Wednesday, March 24, 2010
Robin Greenstein -- Images of Women Vol. 2
Images of Women Vol. 2
Back in 2003, Robin Greenstein, who is best known as a contemporary singer-songwriter, released an impressive album of traditional folksongs whose protagonists or narrators were all women. I assumed from the album title – Images of Women Vol. 1 – that it would not be Robin’s only Images of Women album which, I recall, she verified to me in an e-mail. I then mentioned in my Sing Out! Magazine review of Vol. 1 that I was eagerly awaiting the second volume.
Finally, seven years later, Images of Women Vol. 2 has been released and it’s another collection of mostly-traditional songs centred on women. But while the songs are mostly from the traditional canon, Robin arranges them in a contemporary vein with a respect for the tradition. Rather than trying to sound authentic to the time and place of the songs’ origins, Robin makes them her own. She plays guitar, banjo and synths and gets able support from the likes of bassist Barry Wiesenfeld on bass, fiddler Dan Collins, Adam Carper on harmonica, Lisa McDivitt on recorder and harp, and percussionist Cheryl Prashker (who is one of the rare drummers who really understands how to play with folk-rooted acoustic musicians).

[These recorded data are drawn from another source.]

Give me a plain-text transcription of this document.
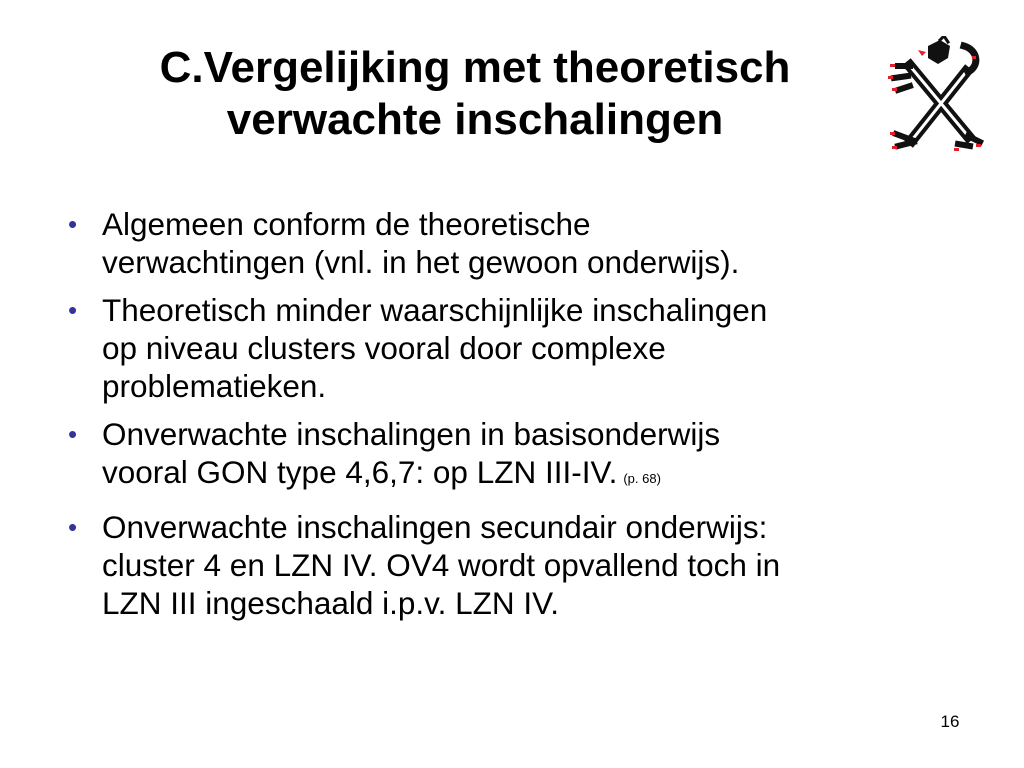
C.Vergelijking met theoretisch
verwachte inschalingen
• Algemeen conform de theoretische
verwachtingen (vnl. in het gewoon onderwijs).
• Theoretisch minder waarschijnlijke inschalingen
op niveau clusters vooral door complexe
problematieken.
• Onverwachte inschalingen in basisonderwijs
vooral GON type 4,6,7: op LZN III-IV. (p. 68)
• Onverwachte inschalingen secundair onderwijs:
cluster 4 en LZN IV. OV4 wordt opvallend toch in
LZN III ingeschaald i.p.v. LZN IV.
16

Some of my favourite tracks on Vol. 2 are “The Whore’s Lament,” a gritty variant of “The Unfortunate Rake” family of songs that I used to hear Hedy West sing, and that’s very close to a variant called “The Bad Girl’s Lament,” that Rosalie Sorrels sings; “Born in the Country,” Judy Roderick’s adaptation of Rabbit Brown’s “James Alley Blues; “Frankie and Johnny,” a traditional blues-ballad about a scorned woman who kills her philandering lover; and the classic warning song, “Come All You Fair and Tender Ladies,” which features some nice harmonies from Janice Hubbard.

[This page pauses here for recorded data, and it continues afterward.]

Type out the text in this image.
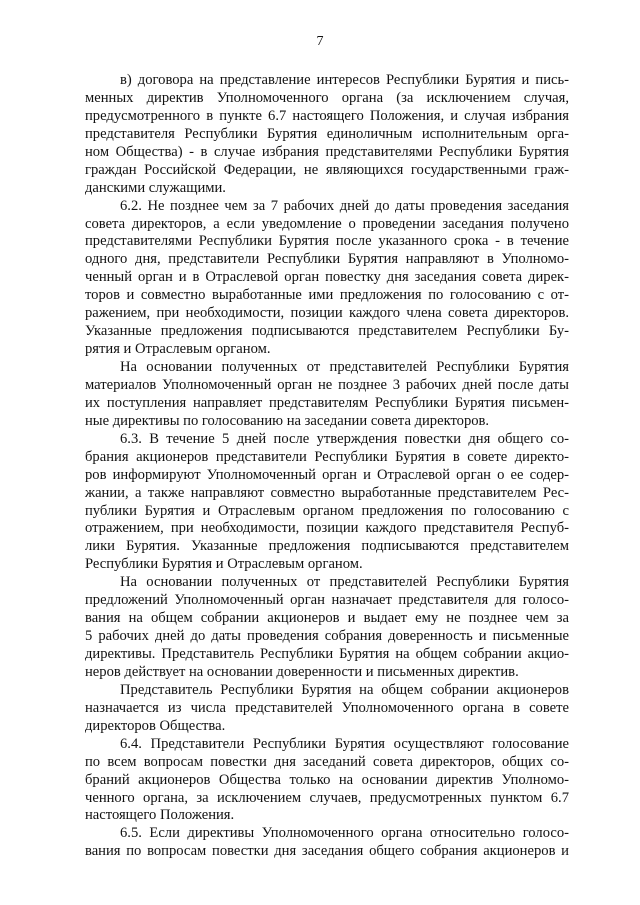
7
в) договора на представление интересов Республики Бурятия и пись-
менных директив Уполномоченного органа (за исключением случая,
предусмотренного в пункте 6.7 настоящего Положения, и случая избрания
представителя Республики Бурятия единоличным исполнительным орга-
ном Общества) - в случае избрания представителями Республики Бурятия
граждан Российской Федерации, не являющихся государственными граж-
данскими служащими.
6.2. Не позднее чем за 7 рабочих дней до даты проведения заседания
совета директоров, а если уведомление о проведении заседания получено
представителями Республики Бурятия после указанного срока - в течение
одного дня, представители Республики Бурятия направляют в Уполномо-
ченный орган и в Отраслевой орган повестку дня заседания совета дирек-
торов и совместно выработанные ими предложения по голосованию с от-
ражением, при необходимости, позиции каждого члена совета директоров.
Указанные предложения подписываются представителем Республики Бу-
рятия и Отраслевым органом.
На основании полученных от представителей Республики Бурятия
материалов Уполномоченный орган не позднее 3 рабочих дней после даты
их поступления направляет представителям Республики Бурятия письмен-
ные директивы по голосованию на заседании совета директоров.
6.3. В течение 5 дней после утверждения повестки дня общего со-
брания акционеров представители Республики Бурятия в совете директо-
ров информируют Уполномоченный орган и Отраслевой орган о ее содер-
жании, а также направляют совместно выработанные представителем Рес-
публики Бурятия и Отраслевым органом предложения по голосованию с
отражением, при необходимости, позиции каждого представителя Респуб-
лики Бурятия. Указанные предложения подписываются представителем
Республики Бурятия и Отраслевым органом.
На основании полученных от представителей Республики Бурятия
предложений Уполномоченный орган назначает представителя для голосо-
вания на общем собрании акционеров и выдает ему не позднее чем за
5 рабочих дней до даты проведения собрания доверенность и письменные
директивы. Представитель Республики Бурятия на общем собрании акцио-
неров действует на основании доверенности и письменных директив.
Представитель Республики Бурятия на общем собрании акционеров
назначается из числа представителей Уполномоченного органа в совете
директоров Общества.
6.4. Представители Республики Бурятия осуществляют голосование
по всем вопросам повестки дня заседаний совета директоров, общих со-
браний акционеров Общества только на основании директив Уполномо-
ченного органа, за исключением случаев, предусмотренных пунктом 6.7
настоящего Положения.
6.5. Если директивы Уполномоченного органа относительно голосо-
вания по вопросам повестки дня заседания общего собрания акционеров и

Along with the traditional material, Robin includes several composed songs including Woody Guthrie’s “Union Maid,” which includes an added verse I didn’t recognize about Sarah Ogan Gunning, the singer of traditional ballads and labour songs (who I met and worked with as a folk festival volunteer in the mid-1970s); “I’m Gonna Be an Engineer,” Peggy Seeger’s feminist anthem; and “Good Thing He Can’t Read My Mind,” Christine Lavin’s hilarious song sung by a woman who lets us know what she really thinks about some of the stuff she’s doing or eating for the sake of love.
Something that I really like about albums like this is that they’re a reminder that folk music has a rich history and that today’s contemporary artists are, as the Weavers sang, “travelling in the footsteps of those who came before,” and that it’s always a good time to go back and listen to the sources.